In the past, the Karajá hunted and made war with weapons such as clubs, spears, bows, and spear-thrower darts. They would make miniatures for children and weapons for older boys, the dimensions being calculated according to the age of the user. Today, they hunt and fish with Instruments acquired from the Whites—rifles, metal fishhooks, and nylon fishing lines.

Trade. At the beginning of the twentieth century the southern Karajá obtained wood for the making of bows, stones for hatchets, domesticated macaws, and other items from the northern Karajá. The southern Karajá also received raw materials from the Tapirapé, a nearby Tupí tribe, and from the subgroup Javaé; from the latter they imported tobacco plants, manioc roots, and arrows. They also traded with the Brazilian population of the regions and with outsiders: the Karajá supplied with manioc and fish in exchange for salt, farinha (manioc crumbs), tobacco, beads, and large steel knives. Handwork already played a part in this trade, and the Indians made use of river transportation as well. Cash purchases and intratribal barter continue to take place. The production and sale of handicraft items to tourists has acquired major economic importance.

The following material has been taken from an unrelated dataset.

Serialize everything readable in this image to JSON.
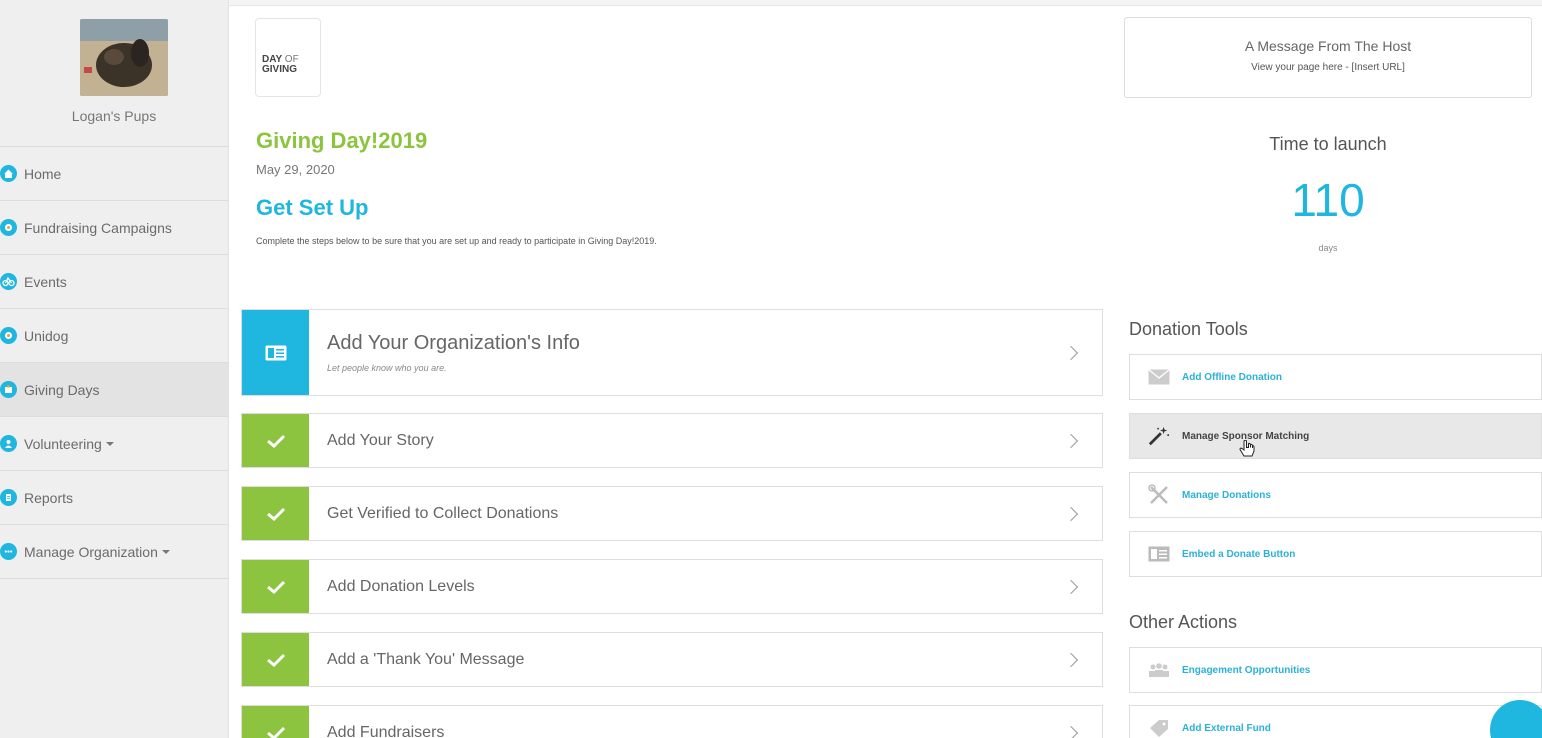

Division of Labor. Men and women perform differentiated agricultural jobs; the more difficult and time-consuming tasks are undertaken by the men, whereas the women occupy themselves with the lighter, auxiliary jobs. With respect to the harder farm tasks, the men of each local group get together and help one another in a communal undertaking. The principal subsistence activity is fishing, which is a male activity.

The collection of wildlife products for food and handicraft materials can be done by both sexes, respecting their specializations. The herbalist medicine men collect the medicinal herbs. House building is male work. Cargo baskets are made by men, as are the weapons that formerly were used in hunting and war but today are intended only for rituals or for the tourist trade. Feather craft is a masculine specialty but women can make certain smaller, less complex pieces. Wood carving and wax modeling are male activities, although some exceptions occur with respect to figurative art.

Land Tenure. The Karajá acknowledge the existence of territorial dominions, proper to each village and historically assured by consuetudinary law. These dominions are characterized by the sum of the possessions of local family groups, which are adequate for hunting and fishing as well as for the collection of raw materials and wildlife products for home construction and the making of handicrafts. If usable natural resources are located outside their territory, interested individuals direct themselves to the chief of the respective territory for authorization to exploit the resources. The Karajá make relatively long trips outside of the territorial dominion of their own village to fish, to collect, and to exchange or buy raw materials and Indian-made and industrial products.